To use this robotic hand as a replacement for an actual hand lost due to a
variety of reasons, integration of this electromechanical system and human biological
system is required. To this end, surface Electromyography (sEMG) was
used to detect hand muscle activities which were interpreted into six specific hand
movements (gestures). By sensing the activities of two muscle groups of the user’s
arm, the fingers in the robotic hand was controlled to follow specific trajectories.

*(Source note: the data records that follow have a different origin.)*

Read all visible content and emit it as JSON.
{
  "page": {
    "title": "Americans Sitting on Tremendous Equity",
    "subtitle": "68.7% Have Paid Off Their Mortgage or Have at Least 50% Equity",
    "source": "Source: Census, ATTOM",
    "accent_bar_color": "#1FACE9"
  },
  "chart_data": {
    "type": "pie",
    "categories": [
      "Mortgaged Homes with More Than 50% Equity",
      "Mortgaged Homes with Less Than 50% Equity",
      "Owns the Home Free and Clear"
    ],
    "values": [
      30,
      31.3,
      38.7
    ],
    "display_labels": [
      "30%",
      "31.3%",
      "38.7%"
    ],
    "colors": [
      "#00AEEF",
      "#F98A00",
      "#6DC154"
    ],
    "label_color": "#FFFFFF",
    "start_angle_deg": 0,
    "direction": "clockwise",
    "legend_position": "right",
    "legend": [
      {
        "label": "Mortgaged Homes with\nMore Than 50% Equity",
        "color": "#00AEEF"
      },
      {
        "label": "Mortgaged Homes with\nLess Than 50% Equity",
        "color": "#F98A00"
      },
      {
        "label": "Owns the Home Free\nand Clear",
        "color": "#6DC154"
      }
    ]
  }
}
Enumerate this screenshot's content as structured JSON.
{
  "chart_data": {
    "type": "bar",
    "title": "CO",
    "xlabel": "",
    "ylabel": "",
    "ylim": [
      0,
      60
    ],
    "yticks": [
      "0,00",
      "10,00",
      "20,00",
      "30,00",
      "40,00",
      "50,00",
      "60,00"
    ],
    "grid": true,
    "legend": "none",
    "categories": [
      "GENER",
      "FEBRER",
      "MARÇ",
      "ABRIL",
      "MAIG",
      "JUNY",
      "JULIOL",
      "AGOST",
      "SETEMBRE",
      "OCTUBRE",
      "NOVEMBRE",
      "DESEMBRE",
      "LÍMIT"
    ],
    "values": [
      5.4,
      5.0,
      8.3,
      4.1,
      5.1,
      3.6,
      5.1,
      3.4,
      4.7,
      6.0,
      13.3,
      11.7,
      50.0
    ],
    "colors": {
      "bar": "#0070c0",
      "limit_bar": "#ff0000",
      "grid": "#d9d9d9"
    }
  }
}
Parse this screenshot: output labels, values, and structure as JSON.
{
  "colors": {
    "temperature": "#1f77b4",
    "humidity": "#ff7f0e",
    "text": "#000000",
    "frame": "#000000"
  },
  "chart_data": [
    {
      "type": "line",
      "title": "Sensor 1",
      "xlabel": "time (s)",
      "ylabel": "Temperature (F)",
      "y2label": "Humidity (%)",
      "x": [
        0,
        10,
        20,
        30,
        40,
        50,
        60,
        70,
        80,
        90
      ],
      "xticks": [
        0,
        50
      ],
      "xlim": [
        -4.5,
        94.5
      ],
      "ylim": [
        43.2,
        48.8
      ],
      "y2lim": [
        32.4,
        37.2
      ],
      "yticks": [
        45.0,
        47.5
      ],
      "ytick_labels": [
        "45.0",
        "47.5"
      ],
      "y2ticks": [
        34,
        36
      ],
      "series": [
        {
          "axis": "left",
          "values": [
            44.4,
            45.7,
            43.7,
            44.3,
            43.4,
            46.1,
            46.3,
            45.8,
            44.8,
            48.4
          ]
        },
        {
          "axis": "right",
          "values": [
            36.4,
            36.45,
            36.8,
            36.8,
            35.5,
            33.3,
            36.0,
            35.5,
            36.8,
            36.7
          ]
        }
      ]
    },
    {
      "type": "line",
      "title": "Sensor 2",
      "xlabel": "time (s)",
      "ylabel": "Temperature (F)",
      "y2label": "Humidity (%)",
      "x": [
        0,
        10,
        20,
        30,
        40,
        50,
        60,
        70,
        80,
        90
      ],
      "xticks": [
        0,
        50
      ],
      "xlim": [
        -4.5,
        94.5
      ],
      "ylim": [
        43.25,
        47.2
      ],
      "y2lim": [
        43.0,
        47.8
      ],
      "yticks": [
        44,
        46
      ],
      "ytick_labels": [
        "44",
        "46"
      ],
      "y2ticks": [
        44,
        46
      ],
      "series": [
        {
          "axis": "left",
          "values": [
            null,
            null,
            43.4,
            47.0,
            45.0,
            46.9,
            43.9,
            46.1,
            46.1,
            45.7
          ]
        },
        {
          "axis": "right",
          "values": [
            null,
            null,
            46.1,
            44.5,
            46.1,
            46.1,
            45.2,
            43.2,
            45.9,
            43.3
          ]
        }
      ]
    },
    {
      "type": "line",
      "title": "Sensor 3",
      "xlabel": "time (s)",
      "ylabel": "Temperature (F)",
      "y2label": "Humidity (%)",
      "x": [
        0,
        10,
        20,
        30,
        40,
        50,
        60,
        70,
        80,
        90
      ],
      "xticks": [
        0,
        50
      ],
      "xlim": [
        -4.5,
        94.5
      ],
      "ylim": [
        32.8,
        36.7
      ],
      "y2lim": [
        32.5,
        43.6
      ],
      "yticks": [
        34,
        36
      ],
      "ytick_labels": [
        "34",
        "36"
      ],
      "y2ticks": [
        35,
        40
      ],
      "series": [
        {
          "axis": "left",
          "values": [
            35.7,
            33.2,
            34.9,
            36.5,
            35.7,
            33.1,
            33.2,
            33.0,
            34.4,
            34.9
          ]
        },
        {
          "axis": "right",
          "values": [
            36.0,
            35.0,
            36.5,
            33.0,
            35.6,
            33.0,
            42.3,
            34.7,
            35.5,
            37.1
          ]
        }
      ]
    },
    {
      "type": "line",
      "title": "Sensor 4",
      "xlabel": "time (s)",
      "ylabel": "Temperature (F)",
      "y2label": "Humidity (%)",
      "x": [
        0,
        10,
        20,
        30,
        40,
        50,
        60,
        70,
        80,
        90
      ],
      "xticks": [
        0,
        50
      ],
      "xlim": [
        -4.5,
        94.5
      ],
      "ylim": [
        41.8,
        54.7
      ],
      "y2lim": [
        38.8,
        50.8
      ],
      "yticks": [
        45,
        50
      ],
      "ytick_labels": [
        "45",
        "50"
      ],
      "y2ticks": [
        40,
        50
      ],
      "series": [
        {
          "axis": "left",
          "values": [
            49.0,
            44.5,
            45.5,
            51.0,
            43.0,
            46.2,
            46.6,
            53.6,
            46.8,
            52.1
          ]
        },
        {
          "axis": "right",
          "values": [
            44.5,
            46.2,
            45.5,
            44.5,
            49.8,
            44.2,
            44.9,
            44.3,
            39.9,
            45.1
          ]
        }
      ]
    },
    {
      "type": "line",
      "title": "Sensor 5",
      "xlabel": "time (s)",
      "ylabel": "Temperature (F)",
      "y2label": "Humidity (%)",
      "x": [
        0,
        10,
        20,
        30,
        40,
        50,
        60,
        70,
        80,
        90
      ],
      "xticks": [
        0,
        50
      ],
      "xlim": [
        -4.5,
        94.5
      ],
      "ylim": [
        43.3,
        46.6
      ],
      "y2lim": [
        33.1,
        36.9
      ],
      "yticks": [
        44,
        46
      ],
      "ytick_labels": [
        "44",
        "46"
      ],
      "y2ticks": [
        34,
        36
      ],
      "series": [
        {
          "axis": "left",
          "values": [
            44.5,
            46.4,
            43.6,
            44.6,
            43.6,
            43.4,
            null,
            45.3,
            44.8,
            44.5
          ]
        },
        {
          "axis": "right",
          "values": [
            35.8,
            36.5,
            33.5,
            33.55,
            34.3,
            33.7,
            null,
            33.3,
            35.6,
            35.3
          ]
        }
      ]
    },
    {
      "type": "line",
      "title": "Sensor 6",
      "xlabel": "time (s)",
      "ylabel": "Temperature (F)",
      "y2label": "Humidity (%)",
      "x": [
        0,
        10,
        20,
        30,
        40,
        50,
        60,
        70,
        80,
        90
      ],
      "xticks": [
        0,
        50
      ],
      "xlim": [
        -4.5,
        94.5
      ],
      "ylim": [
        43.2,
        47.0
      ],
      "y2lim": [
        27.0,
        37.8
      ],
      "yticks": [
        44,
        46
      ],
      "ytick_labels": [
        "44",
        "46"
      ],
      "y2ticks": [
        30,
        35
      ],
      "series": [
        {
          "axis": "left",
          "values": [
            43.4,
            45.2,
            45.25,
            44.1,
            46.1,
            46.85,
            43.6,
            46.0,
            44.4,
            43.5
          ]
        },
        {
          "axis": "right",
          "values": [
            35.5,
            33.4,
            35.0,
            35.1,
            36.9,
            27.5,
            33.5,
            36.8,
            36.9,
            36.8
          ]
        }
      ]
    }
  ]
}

The classification of the sEMG signals into one of the six gestures was done using
Long Short-Term Memory (LSTM) neural network that was trained from a dataset
collected from five people. To improve the performance of the LSTM during classification,
feature extraction operation of the sEMG signal was performed during
training and classification. Feature extraction methods are applied to identify
relevant patterns and characteristics from the raw sEMG signals. These characteristics
can subsequently be used to categorize and distinguish between various
hand movements, enabling the control of the hand using sEMG signals. As a result,
the neural network’s accuracy rose from 58.64% when utilizing raw data to
99.3% when using extracted features.
Once the required hand gesture was identified from the sEMG signal, interpretation
of the gesture into individual fingers joint angles was done using cubicpolynomial
path-planning algorithm. These joint angle trajectories were used to
command the robotic hand using Sliding-Mode Control (SMC) controller. The
reason behind using SMC was its robustness in handling external disturbance,
parameter uncertainty and unmodelled dynamics, which are inherent in robotic
systems. To test the performance of the controller, parametric uncertainty was
added to the system dynamics during simulation. The results show that the SMC
controller effectively tracked the desired trajectory in the presence of ±30% link
mass variation from their nominal values.